Document Type

Conference Proceeding

Publication Date

1997

Abstract

I. Mitigation in Letter of Credit Transactions Assume a Buyer has procured a letter of credit to pay for contracted goods but no longer wants the goods. The Buyer and the Issuer would like to force the Beneficiary to mitigate. Assume that both the Issuer and Applicant repudiate their obligation or that the Applicant has failed and the Issuer repudiates its obligation to pay under the letter of credit. At the moment of repudiation the price for a gallon of the underlying oil that is the subject of the letter of credit is $.75 and that the letter of credit provides for payment at $1.00 per gallon.

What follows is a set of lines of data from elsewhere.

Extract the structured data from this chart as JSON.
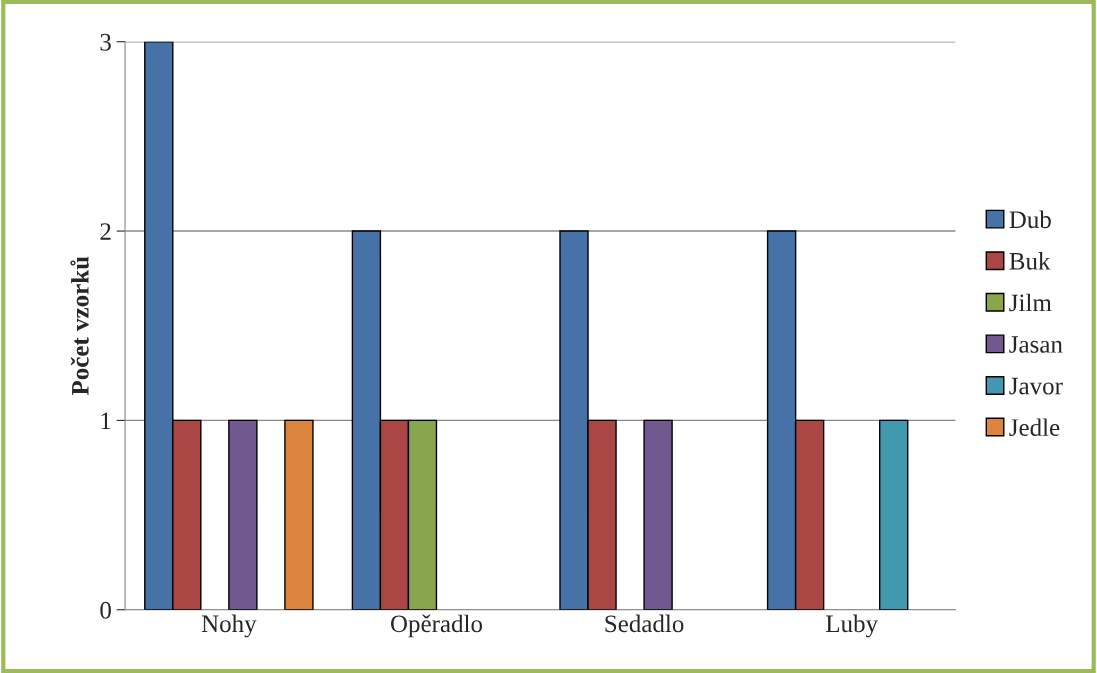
{
  "chart_data": {
    "type": "bar",
    "ylabel": "Počet vzorků",
    "categories": [
      "Nohy",
      "Opěradlo",
      "Sedadlo",
      "Luby"
    ],
    "series": [
      {
        "name": "Dub",
        "color": "#4672a8",
        "values": [
          3,
          2,
          2,
          2
        ]
      },
      {
        "name": "Buk",
        "color": "#aa4643",
        "values": [
          1,
          1,
          1,
          1
        ]
      },
      {
        "name": "Jilm",
        "color": "#89a54e",
        "values": [
          null,
          1,
          null,
          null
        ]
      },
      {
        "name": "Jasan",
        "color": "#71588f",
        "values": [
          1,
          null,
          1,
          null
        ]
      },
      {
        "name": "Javor",
        "color": "#4198af",
        "values": [
          null,
          null,
          null,
          1
        ]
      },
      {
        "name": "Jedle",
        "color": "#db843d",
        "values": [
          1,
          null,
          null,
          null
        ]
      }
    ],
    "ylim": [
      0,
      3
    ],
    "yticks": [
      0,
      1,
      2,
      3
    ],
    "grid": "y",
    "legend": "right"
  }
}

Seller off loads the oil, presents the proper documents and the documents are dishonored when the oil is worth $.75. The oil continues to decline in value to $.40 and the Beneficiary sues the Issuer and asks for the full amount of its draw. (Assume that to be $1 per gallon times 1 million gallons or a $1 million claim.) Can the Issuer reduce the Beneficiary's claim by the amount that could have been saved by the Beneficiary's mitigation--namely the difference between $.75 per gallon (the value of the oil at the time of repudiation) and $.40 per gallon (the value of the oil at the time of buyer's later disposition)? The answer is no. One sentence in Section 5-11l(a) reads as follows: "The claimant is not obligated to take action to avoid damages that might be due from the issuer under this section."